THE PRESIDENT. Of course, there have been a few of them here. One of them is sitting here, Mr. Hagerty. And another one is my brother. There have been others down here. But I was talking about bringing this subject right up to the forefront now and talking about it objectively and intensively. We haven't done that. Apparently they haven't wanted to bother me.
Q. Robert W. Ruth, U. S. News and World Report: Mr. President, recently, Dr. White said that hard work never killed a healthy man. From your observation of life, would you agree with that?
THE PRESIDENT. I have always agreed with that. I believe that hard work is not only a very, very fine thing for most humans but it keeps them healthy. Also, things happen to the human body so that after all maybe the man isn't. described fully as healthy, and then there's another calculation to make.
Q. Robert E. Clark, International News Service: Mr. President, I don't want to press this point, but I find myself somewhat confused as to whether you have made up your mind at this time on whether to run for a second term?
THE PRESIDENT. No. My mind at this moment is not fixed. If it were, I would say so right here this second. But my mind is not fixed in such and such an extent that it can't be changed.
Q. Laurence H. Burd, Chicago Tribune: Mr. President, last March you said you thought it would be just about a year. Do you still think that is about the time, early in March? [Laughter]
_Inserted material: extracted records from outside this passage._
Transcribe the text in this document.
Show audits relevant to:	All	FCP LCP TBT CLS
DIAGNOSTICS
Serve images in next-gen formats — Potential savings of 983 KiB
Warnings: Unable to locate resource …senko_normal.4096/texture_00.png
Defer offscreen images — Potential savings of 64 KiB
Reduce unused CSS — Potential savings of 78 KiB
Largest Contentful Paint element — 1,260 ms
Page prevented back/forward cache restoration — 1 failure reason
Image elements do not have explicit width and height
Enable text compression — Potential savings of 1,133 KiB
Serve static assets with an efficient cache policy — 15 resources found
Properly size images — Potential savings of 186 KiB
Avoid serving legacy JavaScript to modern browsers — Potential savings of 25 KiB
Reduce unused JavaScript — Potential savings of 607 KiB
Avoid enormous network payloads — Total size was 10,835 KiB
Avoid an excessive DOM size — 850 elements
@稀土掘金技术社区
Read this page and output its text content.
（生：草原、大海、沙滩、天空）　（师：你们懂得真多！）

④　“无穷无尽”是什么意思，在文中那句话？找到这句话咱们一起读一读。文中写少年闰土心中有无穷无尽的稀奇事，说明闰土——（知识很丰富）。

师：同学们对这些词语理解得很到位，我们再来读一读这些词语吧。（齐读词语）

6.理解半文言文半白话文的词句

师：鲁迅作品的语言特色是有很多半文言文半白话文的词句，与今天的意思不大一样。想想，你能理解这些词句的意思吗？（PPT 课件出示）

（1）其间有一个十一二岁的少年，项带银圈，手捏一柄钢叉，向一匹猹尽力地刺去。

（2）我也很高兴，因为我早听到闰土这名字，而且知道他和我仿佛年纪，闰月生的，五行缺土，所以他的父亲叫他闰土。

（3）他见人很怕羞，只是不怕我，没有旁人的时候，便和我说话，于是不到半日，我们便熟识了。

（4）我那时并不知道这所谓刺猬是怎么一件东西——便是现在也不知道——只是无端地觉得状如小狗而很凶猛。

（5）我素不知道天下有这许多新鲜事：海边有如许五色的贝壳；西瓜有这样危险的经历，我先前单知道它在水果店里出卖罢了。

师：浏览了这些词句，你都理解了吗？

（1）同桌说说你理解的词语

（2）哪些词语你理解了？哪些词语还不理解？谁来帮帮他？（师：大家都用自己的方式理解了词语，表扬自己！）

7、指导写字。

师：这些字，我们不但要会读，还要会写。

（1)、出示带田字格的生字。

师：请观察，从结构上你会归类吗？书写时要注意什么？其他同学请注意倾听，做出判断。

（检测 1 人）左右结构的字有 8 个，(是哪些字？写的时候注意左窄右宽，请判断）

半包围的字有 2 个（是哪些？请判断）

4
THE PRESIDENT. Well, you must remember, one morning they asked in a press conference whether I'd talk about it. I said, "You ask me in about a year," and I think I did say about, didn't I?
Q. Mr. Burd: Yes.
THE PRESIDENT. I don't think we have to wait for that exact date. We might go past it. You never can tell.
Q. Merriman Smith, United Press: Mr. President, have you approved new H-bomb tests in the Pacific this spring?
THE PRESIDENT. Well, I think the announcements as to future tests, not especially of H-bombs but of any kind of atomic action, should come officially and directly from the Atomic Energy Commission--where they always have come from; and while this matter has been--well, it's up perennially--the fact is that I don't remember exactly when or how they expect to announce it, and when they are to take place. So we had better wait for the official announcement.
Anything else?
Mr. Smith: Thank you, sir.
THE PRESIDENT. Well, I'll be seeing you all in Washington.
Note: President Eisenhower's seventy-sixth news conference was held in the lobby of the Bachelor Officers Quarters, U. S. Naval Base, Key West, Fla., at 9:00 o'clock on Sunday morning, January 8, 1956. The attendance was not recorded.